Abby Johnston

Personal information
- Full name: Abigail Louise Johnston
- Nickname: Abby
- Born: November 16, 1989 (age 36) Columbus, Ohio, U.S.
- Home town: Upper Arlington, Ohio, U.S.
- Education: Duke University
- Height: 5 ft 5 in (165 cm)
- Weight: 134 lb (61 kg)

Sport
- Country: United States
- Sport: Diving
- Event(s): 3 m, 3 m synchro, London 2012 olympics

Medal record
| Event | 1st | 2nd | 3rd |
| Olympic Games | - | 1 | - |
| Summer Universiade | 0 | 0 | 2 |
Women's diving
Representing United States
Olympic Games
| Silver medal – second place | 2012 London | 3 m springboard synchro |
Summer Universiade
| Bronze medal – third place | 2009 Belgrade | Team |
| Bronze medal – third place | 2009 Belgrade | 3 m synchro |

= Abigail Johnston =

American Olympic diver

Abigail Louise Johnston (born November 16, 1989) is a former Olympic diver.
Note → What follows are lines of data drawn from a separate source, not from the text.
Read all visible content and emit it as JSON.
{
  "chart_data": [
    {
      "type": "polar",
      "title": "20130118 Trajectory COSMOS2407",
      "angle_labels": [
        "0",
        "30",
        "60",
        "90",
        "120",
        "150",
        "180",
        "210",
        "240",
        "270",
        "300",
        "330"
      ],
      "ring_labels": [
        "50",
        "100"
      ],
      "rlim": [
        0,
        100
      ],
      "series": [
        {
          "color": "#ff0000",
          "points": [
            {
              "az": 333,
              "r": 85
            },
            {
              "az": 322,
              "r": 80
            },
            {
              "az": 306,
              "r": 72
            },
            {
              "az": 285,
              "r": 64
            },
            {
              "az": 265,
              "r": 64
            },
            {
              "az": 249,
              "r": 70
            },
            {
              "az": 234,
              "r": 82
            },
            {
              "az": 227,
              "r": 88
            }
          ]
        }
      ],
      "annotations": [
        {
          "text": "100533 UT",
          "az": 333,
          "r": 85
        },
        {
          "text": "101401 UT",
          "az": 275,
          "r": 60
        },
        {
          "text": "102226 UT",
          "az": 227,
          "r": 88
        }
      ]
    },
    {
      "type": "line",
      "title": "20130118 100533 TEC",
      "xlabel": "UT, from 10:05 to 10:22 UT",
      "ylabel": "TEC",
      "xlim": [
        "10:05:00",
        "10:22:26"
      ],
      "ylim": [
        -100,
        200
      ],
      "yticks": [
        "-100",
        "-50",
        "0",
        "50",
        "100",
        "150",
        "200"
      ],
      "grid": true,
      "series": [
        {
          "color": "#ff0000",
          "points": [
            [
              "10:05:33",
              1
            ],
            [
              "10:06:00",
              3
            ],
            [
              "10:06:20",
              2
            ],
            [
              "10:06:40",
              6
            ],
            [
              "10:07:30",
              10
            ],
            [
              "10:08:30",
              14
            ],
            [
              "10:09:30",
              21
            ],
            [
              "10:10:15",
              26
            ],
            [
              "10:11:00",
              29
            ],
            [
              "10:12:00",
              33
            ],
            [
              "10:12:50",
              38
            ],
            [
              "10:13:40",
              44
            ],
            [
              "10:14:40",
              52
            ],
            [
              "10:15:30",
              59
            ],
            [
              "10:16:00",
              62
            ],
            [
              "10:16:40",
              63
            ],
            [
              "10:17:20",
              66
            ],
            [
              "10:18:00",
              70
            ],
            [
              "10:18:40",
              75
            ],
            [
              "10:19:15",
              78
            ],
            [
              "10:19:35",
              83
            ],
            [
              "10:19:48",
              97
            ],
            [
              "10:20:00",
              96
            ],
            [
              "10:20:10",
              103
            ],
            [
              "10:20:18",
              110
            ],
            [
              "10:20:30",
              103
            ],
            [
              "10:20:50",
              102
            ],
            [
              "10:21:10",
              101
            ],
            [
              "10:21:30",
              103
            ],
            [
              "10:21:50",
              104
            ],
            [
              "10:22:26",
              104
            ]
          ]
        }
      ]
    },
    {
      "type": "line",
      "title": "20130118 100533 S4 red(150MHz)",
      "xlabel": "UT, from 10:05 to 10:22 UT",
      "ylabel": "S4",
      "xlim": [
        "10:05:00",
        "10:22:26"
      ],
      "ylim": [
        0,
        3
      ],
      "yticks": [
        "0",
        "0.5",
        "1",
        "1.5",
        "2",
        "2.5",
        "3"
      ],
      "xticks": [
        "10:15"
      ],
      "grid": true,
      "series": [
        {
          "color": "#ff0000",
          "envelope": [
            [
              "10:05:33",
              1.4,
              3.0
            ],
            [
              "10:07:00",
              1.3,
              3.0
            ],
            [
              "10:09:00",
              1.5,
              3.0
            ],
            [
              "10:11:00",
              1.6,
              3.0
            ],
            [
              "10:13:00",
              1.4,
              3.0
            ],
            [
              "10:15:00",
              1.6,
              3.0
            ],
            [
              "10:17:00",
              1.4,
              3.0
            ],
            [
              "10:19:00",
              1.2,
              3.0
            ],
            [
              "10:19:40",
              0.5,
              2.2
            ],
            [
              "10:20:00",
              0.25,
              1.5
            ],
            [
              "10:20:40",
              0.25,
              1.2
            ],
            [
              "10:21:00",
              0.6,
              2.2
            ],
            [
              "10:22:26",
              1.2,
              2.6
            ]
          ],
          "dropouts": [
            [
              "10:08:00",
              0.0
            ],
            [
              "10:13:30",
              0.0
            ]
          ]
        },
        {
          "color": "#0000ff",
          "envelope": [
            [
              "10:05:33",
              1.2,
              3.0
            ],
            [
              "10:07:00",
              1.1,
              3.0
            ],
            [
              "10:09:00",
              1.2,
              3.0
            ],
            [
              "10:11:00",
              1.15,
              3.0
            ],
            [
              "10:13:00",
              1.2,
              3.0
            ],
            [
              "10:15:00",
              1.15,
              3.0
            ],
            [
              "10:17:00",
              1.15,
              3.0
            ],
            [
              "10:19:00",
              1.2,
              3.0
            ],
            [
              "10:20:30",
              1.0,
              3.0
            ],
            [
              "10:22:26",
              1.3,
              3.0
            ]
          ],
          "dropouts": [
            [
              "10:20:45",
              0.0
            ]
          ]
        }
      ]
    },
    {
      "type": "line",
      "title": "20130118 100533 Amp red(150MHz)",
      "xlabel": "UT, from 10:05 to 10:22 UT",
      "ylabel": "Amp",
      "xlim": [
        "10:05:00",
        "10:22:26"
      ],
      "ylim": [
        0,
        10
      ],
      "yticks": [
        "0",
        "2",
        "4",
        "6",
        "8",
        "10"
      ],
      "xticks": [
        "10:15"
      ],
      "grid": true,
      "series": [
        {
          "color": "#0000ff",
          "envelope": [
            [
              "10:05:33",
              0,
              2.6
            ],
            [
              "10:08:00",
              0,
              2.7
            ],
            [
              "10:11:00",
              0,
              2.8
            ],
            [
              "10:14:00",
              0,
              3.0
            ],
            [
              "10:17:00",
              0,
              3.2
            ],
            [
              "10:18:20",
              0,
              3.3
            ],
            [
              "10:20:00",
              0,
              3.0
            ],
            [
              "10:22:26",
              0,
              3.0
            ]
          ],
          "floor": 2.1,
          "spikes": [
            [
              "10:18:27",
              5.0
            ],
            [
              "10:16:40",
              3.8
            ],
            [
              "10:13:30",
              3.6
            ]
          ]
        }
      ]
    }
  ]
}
At the 2012 Summer Olympics, she won a silver medal in the Women's synchronized 3 metre springboard with partner Kelci Bryant. She also competed at the 2016 Olympics in the individual 3 m springboard.

==Personal==
Johnston is the daughter of David and Elaine Johnston. She has two sisters, Adrienne and Leah. She earned her bachelor's degree at Duke University and during the 2016 Summer Olympics in Rio was a medical student at Duke, expecting to graduate as a medical doctor from Duke University School of Medicine in 2018.